An anonymous reader quotes a story from Nate Silver's FiveThirtyEight site about "the worst internet in America": FiveThirtyEight analyzed every county's broadband usage using data from researchers at the University of Iowa and Arizona State University and found that Saguache, Colorado was at the bottom. Only 5.6 percent of adults were estimated to have broadband... It has some of the worst internet in the country. That's in part because of the mountains and the isolation they bring... Its population of 6,300 is spread across 3,169 square miles 7,800 feet above sea level, but on land that is mostly flat, so you can almost see the full scope of two mountain ranges as you drive the county's highway...
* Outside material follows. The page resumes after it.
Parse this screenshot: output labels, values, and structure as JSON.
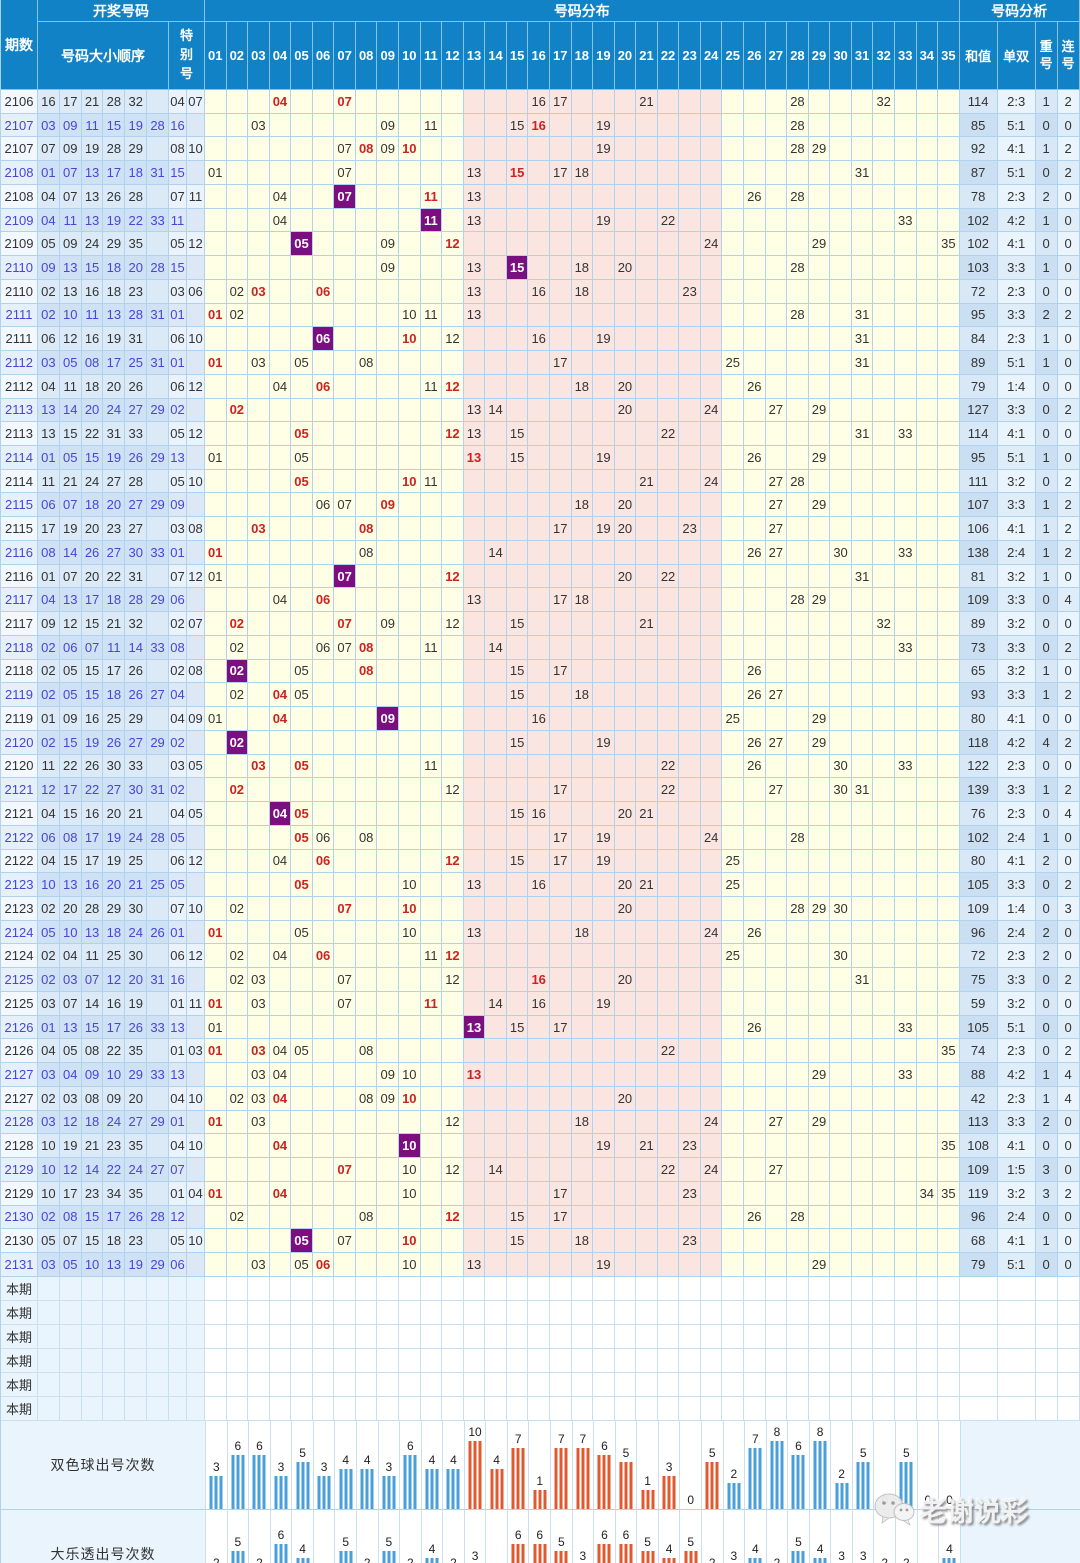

But Saguache isn't alone in lacking broadband. According to the Federal Communications Commission, 39 percent of rural Americans -- 23 million people -- don't have access. In Pew surveys, those who live in rural areas were about twice as likely not to use the internet as urban or suburban Americans.
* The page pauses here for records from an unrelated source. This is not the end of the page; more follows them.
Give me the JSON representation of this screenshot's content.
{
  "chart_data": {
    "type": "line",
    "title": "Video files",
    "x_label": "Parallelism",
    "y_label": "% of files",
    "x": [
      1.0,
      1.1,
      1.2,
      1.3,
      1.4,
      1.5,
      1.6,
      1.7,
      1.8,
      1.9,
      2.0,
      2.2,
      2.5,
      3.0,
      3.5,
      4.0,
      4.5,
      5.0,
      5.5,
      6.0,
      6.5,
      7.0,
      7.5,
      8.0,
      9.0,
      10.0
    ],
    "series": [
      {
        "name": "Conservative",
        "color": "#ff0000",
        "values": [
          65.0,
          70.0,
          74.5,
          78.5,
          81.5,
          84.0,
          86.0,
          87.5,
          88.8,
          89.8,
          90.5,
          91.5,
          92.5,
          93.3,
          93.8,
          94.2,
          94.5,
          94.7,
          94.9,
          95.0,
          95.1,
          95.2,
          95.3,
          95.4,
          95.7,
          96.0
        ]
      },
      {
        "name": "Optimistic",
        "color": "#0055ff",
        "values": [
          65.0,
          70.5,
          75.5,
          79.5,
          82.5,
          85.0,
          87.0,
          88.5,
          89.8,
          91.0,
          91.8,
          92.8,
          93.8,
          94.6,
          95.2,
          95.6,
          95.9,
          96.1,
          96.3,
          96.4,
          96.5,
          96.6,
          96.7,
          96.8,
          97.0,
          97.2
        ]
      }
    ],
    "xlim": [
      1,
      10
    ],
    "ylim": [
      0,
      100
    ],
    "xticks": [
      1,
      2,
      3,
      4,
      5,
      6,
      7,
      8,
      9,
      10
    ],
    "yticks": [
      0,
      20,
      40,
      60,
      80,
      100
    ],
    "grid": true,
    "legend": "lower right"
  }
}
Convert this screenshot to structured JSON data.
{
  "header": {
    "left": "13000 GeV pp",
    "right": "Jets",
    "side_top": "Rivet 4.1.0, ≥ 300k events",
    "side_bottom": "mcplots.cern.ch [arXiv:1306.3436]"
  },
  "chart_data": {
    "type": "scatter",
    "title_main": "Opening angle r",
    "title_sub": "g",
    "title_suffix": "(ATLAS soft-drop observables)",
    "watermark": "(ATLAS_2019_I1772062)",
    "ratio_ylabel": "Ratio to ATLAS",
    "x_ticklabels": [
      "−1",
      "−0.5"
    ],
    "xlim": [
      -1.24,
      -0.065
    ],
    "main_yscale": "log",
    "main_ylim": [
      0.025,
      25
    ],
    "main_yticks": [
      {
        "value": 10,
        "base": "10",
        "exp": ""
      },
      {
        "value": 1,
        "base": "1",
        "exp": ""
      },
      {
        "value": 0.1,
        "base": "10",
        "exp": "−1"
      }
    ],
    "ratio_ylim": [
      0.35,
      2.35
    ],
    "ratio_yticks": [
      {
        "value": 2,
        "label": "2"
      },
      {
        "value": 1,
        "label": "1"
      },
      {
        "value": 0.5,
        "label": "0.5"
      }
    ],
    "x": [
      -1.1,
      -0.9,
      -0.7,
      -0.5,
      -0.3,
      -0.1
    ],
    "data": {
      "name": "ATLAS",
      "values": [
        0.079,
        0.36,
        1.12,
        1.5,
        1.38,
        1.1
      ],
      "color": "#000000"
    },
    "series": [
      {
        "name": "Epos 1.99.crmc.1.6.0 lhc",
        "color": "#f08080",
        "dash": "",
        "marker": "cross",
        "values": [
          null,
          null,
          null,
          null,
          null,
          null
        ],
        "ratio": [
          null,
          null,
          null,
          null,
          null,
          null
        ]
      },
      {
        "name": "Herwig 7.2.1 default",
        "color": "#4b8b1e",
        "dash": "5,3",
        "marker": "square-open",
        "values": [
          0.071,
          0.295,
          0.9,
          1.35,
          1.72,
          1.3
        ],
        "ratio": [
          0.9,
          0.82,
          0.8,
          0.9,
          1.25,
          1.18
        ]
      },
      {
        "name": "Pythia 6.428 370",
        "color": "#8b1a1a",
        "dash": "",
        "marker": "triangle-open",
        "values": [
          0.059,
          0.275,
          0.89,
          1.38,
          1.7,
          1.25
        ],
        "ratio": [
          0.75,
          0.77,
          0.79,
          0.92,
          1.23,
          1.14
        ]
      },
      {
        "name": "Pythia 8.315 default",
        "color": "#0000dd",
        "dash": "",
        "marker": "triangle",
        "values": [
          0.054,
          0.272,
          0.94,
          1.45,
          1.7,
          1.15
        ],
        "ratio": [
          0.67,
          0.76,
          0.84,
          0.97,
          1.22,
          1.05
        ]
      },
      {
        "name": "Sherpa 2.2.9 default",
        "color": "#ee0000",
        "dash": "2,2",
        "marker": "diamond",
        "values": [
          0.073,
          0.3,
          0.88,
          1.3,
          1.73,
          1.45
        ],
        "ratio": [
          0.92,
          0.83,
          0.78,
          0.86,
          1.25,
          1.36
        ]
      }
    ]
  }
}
In Saguache County download speeds of 12 Mbps (with an upload speed of 2 Mbps) cost $90 a month, and the article points out that when it comes to providing broadband, "small companies and cooperatives are going it more or less alone, without much help yet from the federal government." But that raises an inevitable question. Should the federal government be subsidizing rural internet access?

3 of 315 comments (clear)

  1. Isolation by cirby · · Score: 2, Informative

    So, those people who decided to live way the heck out in the middle of nowhere to get away from civilization need internet access? Why?

    It would probably be cheaper to find the ones who actually want high-speed internet and give them money to move.

    It's hilarious to see these "the US has a lot of people who don't get 10 megabit internet, when compared to other countries," while noticing that the countries they compare us to generally don't have a lot of wide open spaces to cover. There's a whole lot of countries that don't have (for example) places like Death Valley or the mountains of Colorado.

    1. Re:Isolation by LynnwoodRooster · · Score: 3, Informative

      You are spot on. The biggest country in Western Europe is France, and it falls between the size of California and Texas. Most people simply haven't a clue of the scale of the United States of America, how it is absolutely huge compared to just about everywhere else (Russia and Canada being the only ones bigger than us), and how sparsely populated most of it is. For example, this county in question (Saguache) is nearly 3.5 times the size of Luxembourg. The county has 6300 people, Luxembourg has nearly 10 times that, at 590,000. South Korea is 10 times the size of the county, but has learly 10,000 times (yes, 4 orders of magnitude) the population. Makes construction and deployment of utiities rather difficult!

      --
      Browsing at +1 - no ACs, I ignore their posts. So refreshing!